When Ron Rivera saw his players in person Tuesday for the start of training camp, he didn’t recognize all of them. Washington’s coach has been on the job for six months, but because of the coronavirus pandemic, there are faces he knows only through video conferences.
“They had their masks on too, which made it even harder to recognize (them),” Rivera said.
Getting acquainted is just one of the tasks Rivera and the Washington Football Team face ahead of a season unlike any the team or the NFL have ever attempted.
Without OTAs and a mandatory minicamp, the coach said he doesn’t have a feel yet for how the pieces on his roster will fit. For example, what will be the running back rotation? Which combination of wide receivers will take the field?
“Everything is a big question mark right now,” he said.
The biggest question of all — one that extends far beyond Washington — is if the season itself can actually be completed.
On that front, Rivera said he believes it will require “discipline” from everyone involved.
That, he said, will require wearing a mask, following health protocols and properly social distancing.
Across the sports world, MLB is grappling with an outbreak of coronavirus cases on the Miami Marlins and many have wondered what will happen if the NFL faces a similar situation.
Rivera admitted he is “concerned” about his own health while coaching during a pandemic, which is why, he says, it’s important to be “very diligent” with observing protocols.
“That’s the thing you know that we’re missing right now as a society is that we’re not very diligent,” Rivera said. “We’re not very strict and unfortunately it’s still kind of ramped right now and I think as we understand more and more about this virus it seems that wearing a mask, washing your hands, socially distancing, trying to avoid large crowds, you know you give yourself a chance.”
The Marlins’ outbreak raised a series of questions for Rivera. He wanted to know how it happened. Were players not taking social distancing seriously? Did one player forget to wear a mask, catch the virus and then spread to others? Finding those answers may be difficult, but Rivera said he hopes there is enough information so teams can learn from it and “not repeat mistakes.”
So far, the NFL has seen more than 25 players withdraw due to coronavirus concerns. Defensive lineman Caleb Brantley is the only Washington player to do so, but around the league, prominent players such as Chicago’s Eddie Goldman, New England’s Patrick Chung, Green Bay’s Devin Funchess and Philadelphia’s Marquise Goodwin have pulled out.
Rivera was not asked if he anticipates any more players from his team withdrawing. The league’s deadline to opt out will be officially seven days from when the recently negotiated changes to the Collective Bargaining Agreement are signed, according to Pro Football Talk.

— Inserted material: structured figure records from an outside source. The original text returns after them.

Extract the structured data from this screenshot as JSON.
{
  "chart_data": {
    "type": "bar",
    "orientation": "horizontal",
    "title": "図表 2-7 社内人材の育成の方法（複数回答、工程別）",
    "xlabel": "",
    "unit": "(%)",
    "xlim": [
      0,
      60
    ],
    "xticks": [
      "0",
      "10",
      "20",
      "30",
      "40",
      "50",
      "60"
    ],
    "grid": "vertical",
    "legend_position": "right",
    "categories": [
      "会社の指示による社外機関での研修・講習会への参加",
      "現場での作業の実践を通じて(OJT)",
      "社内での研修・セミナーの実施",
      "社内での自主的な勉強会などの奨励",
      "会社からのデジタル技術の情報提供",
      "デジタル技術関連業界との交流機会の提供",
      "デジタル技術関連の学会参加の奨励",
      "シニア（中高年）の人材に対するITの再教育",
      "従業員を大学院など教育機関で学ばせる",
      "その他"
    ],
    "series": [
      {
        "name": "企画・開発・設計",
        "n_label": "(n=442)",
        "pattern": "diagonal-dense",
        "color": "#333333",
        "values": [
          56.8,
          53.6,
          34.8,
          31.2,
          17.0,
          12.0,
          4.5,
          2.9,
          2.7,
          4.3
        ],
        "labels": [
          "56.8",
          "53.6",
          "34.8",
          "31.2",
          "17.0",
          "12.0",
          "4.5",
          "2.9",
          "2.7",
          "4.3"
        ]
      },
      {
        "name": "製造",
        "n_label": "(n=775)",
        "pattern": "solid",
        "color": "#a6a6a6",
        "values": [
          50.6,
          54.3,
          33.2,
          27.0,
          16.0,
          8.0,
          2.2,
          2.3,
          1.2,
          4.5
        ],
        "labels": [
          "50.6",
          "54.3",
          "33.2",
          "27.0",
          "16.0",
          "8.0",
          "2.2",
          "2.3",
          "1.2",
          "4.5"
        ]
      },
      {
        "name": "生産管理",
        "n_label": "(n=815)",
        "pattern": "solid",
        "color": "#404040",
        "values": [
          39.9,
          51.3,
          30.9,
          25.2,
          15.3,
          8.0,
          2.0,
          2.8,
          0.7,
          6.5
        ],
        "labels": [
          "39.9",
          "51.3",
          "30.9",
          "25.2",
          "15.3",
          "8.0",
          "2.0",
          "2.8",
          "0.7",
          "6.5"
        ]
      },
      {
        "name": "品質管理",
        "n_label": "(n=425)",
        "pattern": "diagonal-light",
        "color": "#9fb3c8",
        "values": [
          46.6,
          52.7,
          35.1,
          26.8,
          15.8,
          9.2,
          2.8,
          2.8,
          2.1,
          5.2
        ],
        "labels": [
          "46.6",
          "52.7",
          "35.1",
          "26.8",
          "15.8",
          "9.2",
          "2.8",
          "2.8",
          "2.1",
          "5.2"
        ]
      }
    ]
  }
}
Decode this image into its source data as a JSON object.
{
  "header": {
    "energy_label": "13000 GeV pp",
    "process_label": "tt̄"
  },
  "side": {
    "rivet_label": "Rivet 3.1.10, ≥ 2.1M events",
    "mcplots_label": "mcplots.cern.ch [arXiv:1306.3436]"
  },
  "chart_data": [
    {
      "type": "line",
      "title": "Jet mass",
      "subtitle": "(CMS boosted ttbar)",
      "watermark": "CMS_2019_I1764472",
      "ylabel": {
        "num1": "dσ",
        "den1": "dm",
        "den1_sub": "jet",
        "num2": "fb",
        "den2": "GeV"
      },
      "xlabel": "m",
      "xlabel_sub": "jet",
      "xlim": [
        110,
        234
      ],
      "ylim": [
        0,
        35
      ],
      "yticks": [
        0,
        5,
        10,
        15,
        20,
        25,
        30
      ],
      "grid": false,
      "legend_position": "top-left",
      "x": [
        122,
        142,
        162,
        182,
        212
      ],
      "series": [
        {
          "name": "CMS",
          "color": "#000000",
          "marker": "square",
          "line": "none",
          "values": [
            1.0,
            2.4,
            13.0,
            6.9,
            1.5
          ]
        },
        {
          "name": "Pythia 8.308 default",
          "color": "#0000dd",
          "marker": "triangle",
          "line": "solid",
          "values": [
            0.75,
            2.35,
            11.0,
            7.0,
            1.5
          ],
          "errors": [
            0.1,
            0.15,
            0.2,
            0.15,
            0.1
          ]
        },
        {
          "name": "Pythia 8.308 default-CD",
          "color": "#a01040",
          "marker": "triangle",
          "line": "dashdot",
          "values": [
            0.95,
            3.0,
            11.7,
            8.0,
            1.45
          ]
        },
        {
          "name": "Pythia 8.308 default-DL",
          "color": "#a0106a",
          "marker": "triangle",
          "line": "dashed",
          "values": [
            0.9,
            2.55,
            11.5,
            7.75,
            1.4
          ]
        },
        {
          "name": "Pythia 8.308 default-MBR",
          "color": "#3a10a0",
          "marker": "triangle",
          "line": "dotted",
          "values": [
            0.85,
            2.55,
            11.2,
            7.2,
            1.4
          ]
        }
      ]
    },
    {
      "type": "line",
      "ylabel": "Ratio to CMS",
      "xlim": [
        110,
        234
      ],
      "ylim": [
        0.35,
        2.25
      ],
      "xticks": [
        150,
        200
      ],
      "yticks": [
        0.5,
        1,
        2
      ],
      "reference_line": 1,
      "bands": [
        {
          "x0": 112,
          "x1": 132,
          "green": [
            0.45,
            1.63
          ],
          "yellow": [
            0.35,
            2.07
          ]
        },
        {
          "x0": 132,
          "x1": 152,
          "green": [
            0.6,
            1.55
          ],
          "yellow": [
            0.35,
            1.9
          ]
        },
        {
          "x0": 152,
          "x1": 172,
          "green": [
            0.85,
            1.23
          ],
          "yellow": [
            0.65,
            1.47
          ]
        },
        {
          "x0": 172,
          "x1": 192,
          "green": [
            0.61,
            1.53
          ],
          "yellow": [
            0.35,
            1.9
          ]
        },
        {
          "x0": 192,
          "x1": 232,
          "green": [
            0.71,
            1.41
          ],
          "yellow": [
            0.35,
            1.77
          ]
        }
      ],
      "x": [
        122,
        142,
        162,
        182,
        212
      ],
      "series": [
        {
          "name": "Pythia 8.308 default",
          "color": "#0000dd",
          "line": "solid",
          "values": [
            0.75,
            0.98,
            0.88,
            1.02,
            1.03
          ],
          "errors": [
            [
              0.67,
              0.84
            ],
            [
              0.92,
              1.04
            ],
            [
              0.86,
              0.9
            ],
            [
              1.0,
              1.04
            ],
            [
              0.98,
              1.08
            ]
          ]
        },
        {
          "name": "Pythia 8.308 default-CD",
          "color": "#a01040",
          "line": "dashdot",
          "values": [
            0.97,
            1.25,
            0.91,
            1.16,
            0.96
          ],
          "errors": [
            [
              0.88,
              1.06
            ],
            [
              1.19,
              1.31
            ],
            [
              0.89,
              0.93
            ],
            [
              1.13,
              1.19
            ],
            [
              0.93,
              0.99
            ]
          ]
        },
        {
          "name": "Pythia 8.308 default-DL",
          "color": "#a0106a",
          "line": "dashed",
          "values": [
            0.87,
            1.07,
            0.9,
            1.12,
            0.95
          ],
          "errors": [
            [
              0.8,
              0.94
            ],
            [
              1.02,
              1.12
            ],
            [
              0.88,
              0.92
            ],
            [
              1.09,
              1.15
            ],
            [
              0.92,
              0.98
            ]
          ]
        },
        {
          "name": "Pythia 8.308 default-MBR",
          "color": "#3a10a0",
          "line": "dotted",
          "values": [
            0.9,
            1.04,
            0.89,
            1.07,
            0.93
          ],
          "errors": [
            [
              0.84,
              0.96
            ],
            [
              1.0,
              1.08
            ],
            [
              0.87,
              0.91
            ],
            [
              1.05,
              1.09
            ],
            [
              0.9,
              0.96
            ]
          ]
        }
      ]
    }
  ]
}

At the earliest, that would be Aug. 4.
Throughout the offseason, Rivera has made it a point to compare the pandemic to his experience with the 2011 lockout, his first year as a coach. In both instances, players weren’t allowed at team facilities until training camp, posing challenges for coaches to get their teams up to speed.
On Tuesday, Rivera said he was a fan of the league’s acclimation period, not allowing players to have padded practices until Aug. 17 at the earliest. When Rivera was with the Panthers in 2011, players were allowed to practice from the beginning of camp in late July without any ramp up — resulting in a string of soft tissue injuries.
Twice, Rivera referred to adjusting to the pandemic as a “learning process.” He stressed the team had to be smart and careful.
“It’s hard to say what it would take to shut everything down,” Rivera said, “ but I’d imagine if you had a mass breakout, you’re going to have some big questions.”